Why is it growing this fast? The answer is simple. There’s nobody to farm.
Korea’s average farmer age has passed 65. Over 65% are 65 or older. Young people don’t come to rural areas. Foreign workers are hard to find too. Labor costs keep rising. But we can’t just stop farming. People need to eat.
Robots are the only answer. That’s why the government has jumped in.
The Government Is Pouring In 290 Billion KRW
February 3, 2026. At an economic ministers’ meeting, the ‘National Agricultural AX Platform’ initiative was announced. AX stands for AI Transformation.
Total project cost: 290 billion KRW. Government contribution alone: 140 billion KRW. In the Ministry of Agriculture’s own words: “Building an intelligent agricultural ecosystem that even elderly and beginner farmers can easily use.”
If existing smart farms were hardware-centric, this is software and AI at the center. Not just attaching sensors and calling it done — the sensors send data, and AI judges and acts on it.
Jeonnam Province is already moving. An Agricultural AX Global Business Center (45 billion KRW), a demonstration center (40 billion KRW), and an AI-based growth support data center (30 billion KRW). A total of 115 billion KRW facility complex planned for Muan-gun.
Hurdles That Remain
Let’s be honest — physical AI isn’t a cure-all. There are challenges.
Price. Still expensive. Small farms can’t easily afford them. But solutions are emerging. RaaS (Robot as a Service) — instead of buying robots, you rent them when needed. Lease robots only during harvest season, pay based on work volume.
Learning. Agricultural environments are too diverse. Temperature, humidity, and crop conditions differ from farm to farm. You can’t program every scenario. So teleoperation learning was developed. A skilled farmer remotely controls the robot, and the robot learns from those movements. Converting 20 years of farming instinct into data.
Field adaptation. Things that work in the lab might fail in the field. Rocks, mud, sudden gusts of wind. Too many variables. This requires thorough field testing.
Before Rural Communities Disappear
The label “at risk of disappearing” has been attached to rural areas for a long time. Empty houses multiplying, schools closing, only the senior centers bustling. As MBC News put it: “Our rural communities face extinction due to aging populations and rural depopulation.”
Physical AI farming robots won’t solve this crisis overnight. But they can buy time. If a robot handles work that one person used to do, that person can do other things. Or maybe just rest a little.
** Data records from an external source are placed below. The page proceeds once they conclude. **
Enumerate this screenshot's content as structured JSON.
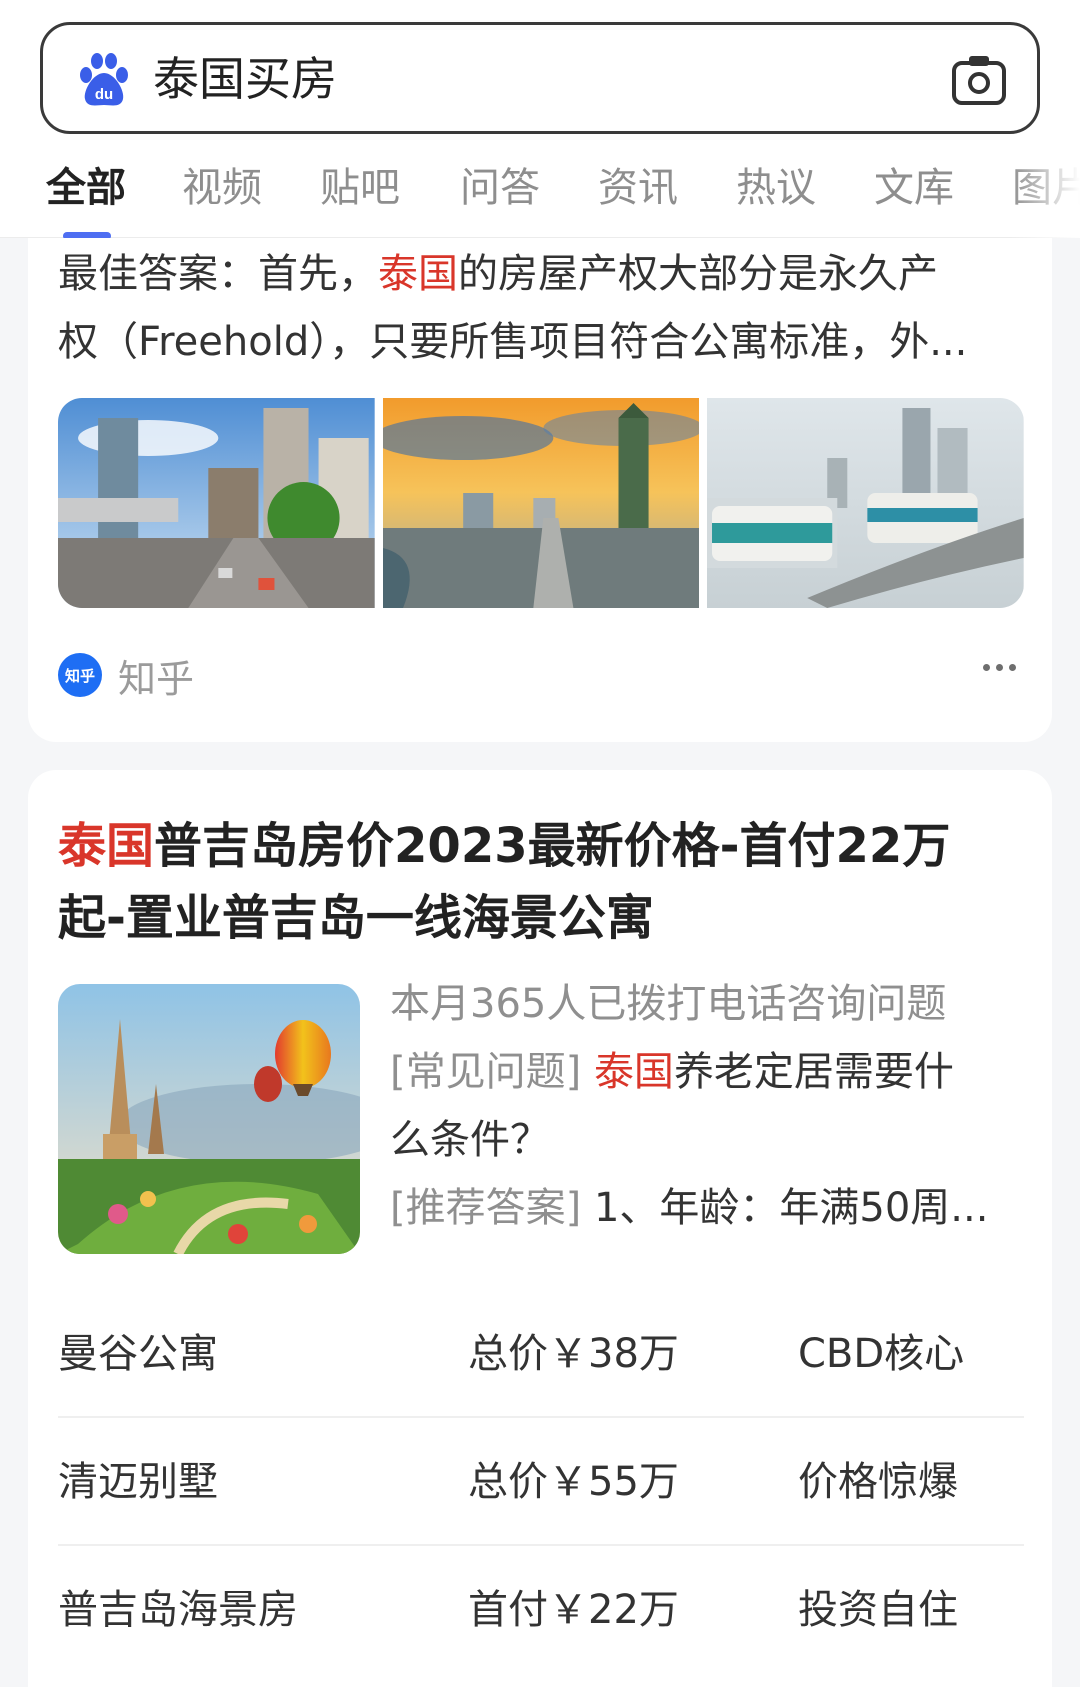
{
  "search": {
    "query": "泰国买房"
  },
  "tabs": [
    "全部",
    "视频",
    "贴吧",
    "问答",
    "资讯",
    "热议",
    "文库",
    "图片"
  ],
  "card1": {
    "answer_prefix": "最佳答案：首先，",
    "answer_highlight": "泰国",
    "answer_line1_rest": "的房屋产权大部分是永久产",
    "answer_line2": "权（Freehold），只要所售项目符合公寓标准，外...",
    "source_icon_text": "知乎",
    "source_name": "知乎"
  },
  "card2": {
    "title_highlight": "泰国",
    "title_line1_rest": "普吉岛房价2023最新价格-首付22万",
    "title_line2": "起-置业普吉岛一线海景公寓",
    "stat": "本月365人已拨打电话咨询问题",
    "faq_tag": "[常见问题]",
    "faq_highlight": "泰国",
    "faq_text_1": "养老定居需要什",
    "faq_text_2": "么条件？",
    "answer_tag": "[推荐答案]",
    "answer_text": "1、年龄：年满50周..."
  },
  "listings": [
    {
      "name": "曼谷公寓",
      "price": "总价￥38万",
      "tag": "CBD核心"
    },
    {
      "name": "清迈别墅",
      "price": "总价￥55万",
      "tag": "价格惊爆"
    },
    {
      "name": "普吉岛海景房",
      "price": "首付￥22万",
      "tag": "投资自住"
    }
  ],
  "colors": {
    "accent": "#4e6ef2",
    "highlight": "#d9362a",
    "zhihu": "#1e6ef4"
  }
}
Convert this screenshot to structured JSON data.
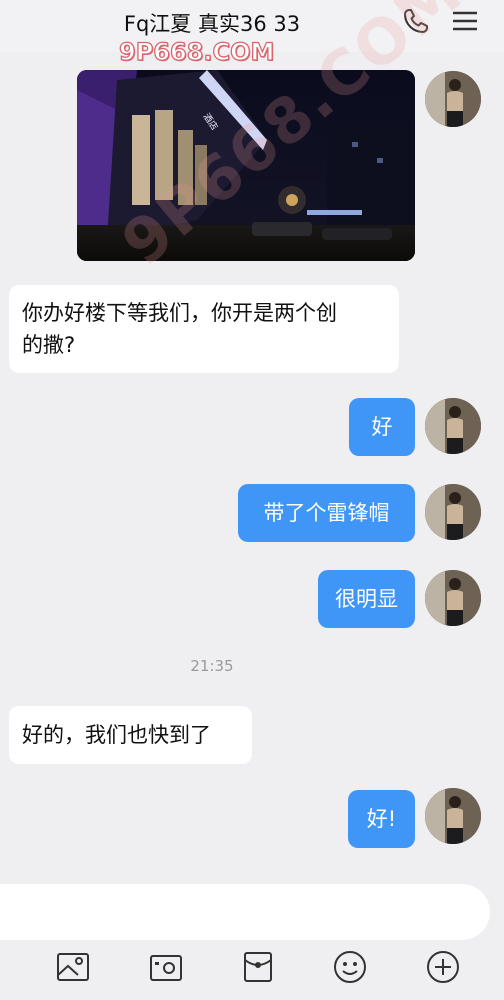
{
  "header": {
    "title": "Fq江夏  真实36  33",
    "phone_icon": "phone-icon",
    "menu_icon": "hamburger-menu-icon"
  },
  "watermarks": {
    "logo_text": "9P668.COM",
    "diagonal_text": "9P668.COM"
  },
  "messages": [
    {
      "type": "image",
      "side": "right",
      "content": "night building entrance photo"
    },
    {
      "type": "text",
      "side": "left",
      "text_line1": "你办好楼下等我们，你开是两个创",
      "text_line2": "的撒?"
    },
    {
      "type": "text",
      "side": "right",
      "text": "好"
    },
    {
      "type": "text",
      "side": "right",
      "text": "带了个雷锋帽"
    },
    {
      "type": "text",
      "side": "right",
      "text": "很明显"
    },
    {
      "type": "time",
      "text": "21:35"
    },
    {
      "type": "text",
      "side": "left",
      "text": "好的，我们也快到了"
    },
    {
      "type": "text",
      "side": "right",
      "text": "好!"
    }
  ],
  "input": {
    "placeholder": ""
  },
  "toolbar": {
    "icons": [
      "image-icon",
      "camera-icon",
      "red-packet-icon",
      "emoji-icon",
      "plus-icon"
    ]
  },
  "colors": {
    "outgoing_bubble": "#4096f6",
    "incoming_bubble": "#ffffff",
    "background": "#efeff1",
    "watermark": "#d8666e"
  }
}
Researcher Nam Jin-woo’s words keep echoing.
”Farmers’ lives will get a little easier.”
Getting a little easier. Isn’t that the reason technology exists?
Note: The Gyeongnam Agricultural Research Institute prototype release schedule and National Agricultural AX Platform application period (2026.2.5–4.3) mentioned in this article are based on information as of February 2026.